We'll see. The last candidate to secure a major party nomination AFTER having been a failed veep candidate was Bob Dole in 1996, and that was 20 years after the election in which he was on the losing end; his nomination was based on his Senate service and the
weak (Powell-less) GOP field in '96. Dole was a Senate leader, leader of the GOP opposition to Clinton. Of course, Gingrich had presidential ambitions, too.

The last candidate to win the presidency having served as an unsuccessful veep nominee?

FDR. He was Cox's running mate in 1920. He wasn't nominated for 12 years, years that included polio and winning the governorship of New York, a major state.

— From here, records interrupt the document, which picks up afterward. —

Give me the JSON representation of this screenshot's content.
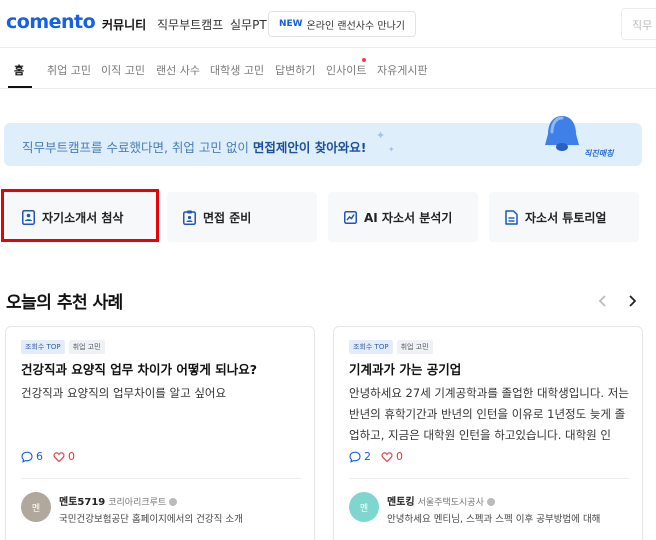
{
  "header": {
    "logo": "comento",
    "nav": [
      "커뮤니티",
      "직무부트캠프",
      "실무PT"
    ],
    "promo_badge": "NEW",
    "promo_text": "온라인 랜선사수 만나기",
    "search_placeholder": "직무"
  },
  "subnav": {
    "items": [
      "홈",
      "취업 고민",
      "이직 고민",
      "랜선 사수",
      "대학생 고민",
      "답변하기",
      "인사이트",
      "자유게시판"
    ]
  },
  "banner": {
    "text_before": "직무부트캠프를 수료했다면, 취업 고민 없이 ",
    "text_bold": "면접제안이 찾아와요!",
    "label": "직진매칭"
  },
  "quick_buttons": [
    {
      "label": "자기소개서 첨삭",
      "icon": "document-person-icon"
    },
    {
      "label": "면접 준비",
      "icon": "clipboard-icon"
    },
    {
      "label": "AI 자소서 분석기",
      "icon": "chart-icon"
    },
    {
      "label": "자소서 튜토리얼",
      "icon": "file-icon"
    }
  ],
  "section": {
    "title": "오늘의 추천 사례"
  },
  "cards": [
    {
      "tags": [
        "조회수 TOP",
        "취업 고민"
      ],
      "title": "건강직과 요양직 업무 차이가 어떻게 되나요?",
      "body": "건강직과 요양직의 업무차이를 알고 싶어요",
      "comments": "6",
      "likes": "0",
      "avatar_text": "멘",
      "mentor_name": "멘토5719",
      "mentor_company": "코리아리크루트",
      "mentor_desc": "국민건강보험공단 홈페이지에서의 건강직 소개"
    },
    {
      "tags": [
        "조회수 TOP",
        "취업 고민"
      ],
      "title": "기계과가 가는 공기업",
      "body": "안녕하세요 27세 기계공학과를 졸업한 대학생입니다. 저는 반년의 휴학기간과 반년의 인턴을 이유로 1년정도 늦게 졸업하고, 지금은 대학원 인턴을 하고있습니다. 대학원 인",
      "comments": "2",
      "likes": "0",
      "avatar_text": "멘",
      "mentor_name": "멘토킹",
      "mentor_company": "서울주택도시공사",
      "mentor_desc": "안녕하세요 멘티님, 스펙과 스펙 이후 공부방법에 대해"
    }
  ],
  "colors": {
    "brand": "#1560e8",
    "highlight": "#e8000b",
    "banner_bg": "#dfeefb",
    "avatar_1": "#b0a79d",
    "avatar_2": "#7fd6cf"
  }
}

So the failed veep slot is hardly a position that lends itself to greatness in the United States.

I'm not sure about the governor point. It's true that that has been the trend, but I'm not sure that the trend is to pick governors of western states. Reagan is the great exception here, but California is a major state.

2000-04: Texas* (Southern)
1992-96: Arkansas (Southern)
1980-84: California
1984: Massachusetts (the Duke)
1976-80: Georgia (Southern)
1944-48: New York (Dewey)
1932-44: New York

*Texas was a Confederate state, so it is properly Southern not western.

Now, it's true that the population of the United States has moved progressively westward; but that process has been ongoing for a very long time.

Westerners on national tickets:
McCain and Palin**
Warren (1948 veep nominee)

*Note that this is the first national ticket made up of two westerners (counting Alaska as a western state).

I think that being from Alaska is a monumental barrier to national ticket-level prominence. The record is clear that few nominees for pres or veep come from the western United States. Palin's selection as veep, which was a fluke of historic proportions, is the only reason we are talking about her.

So for her to stay in the limelight she has to overcome the effects of losing (assuming that the polls are correct) and location.

Romney was a northeastern governor, but I don't think he is the direction the party will go. I don't know where it will go, but not there. This was his chance and he lost.

At 11:03 AM, Blogger Number Three said...

Let me add Cheney in 200-04 as a westerner on a national ticket, and you can add Nixon as veep in 1952-56. But then Nixon makes up a large percentage of the westerners on national tickets (1952, 1956, 1960, 1968, 1972).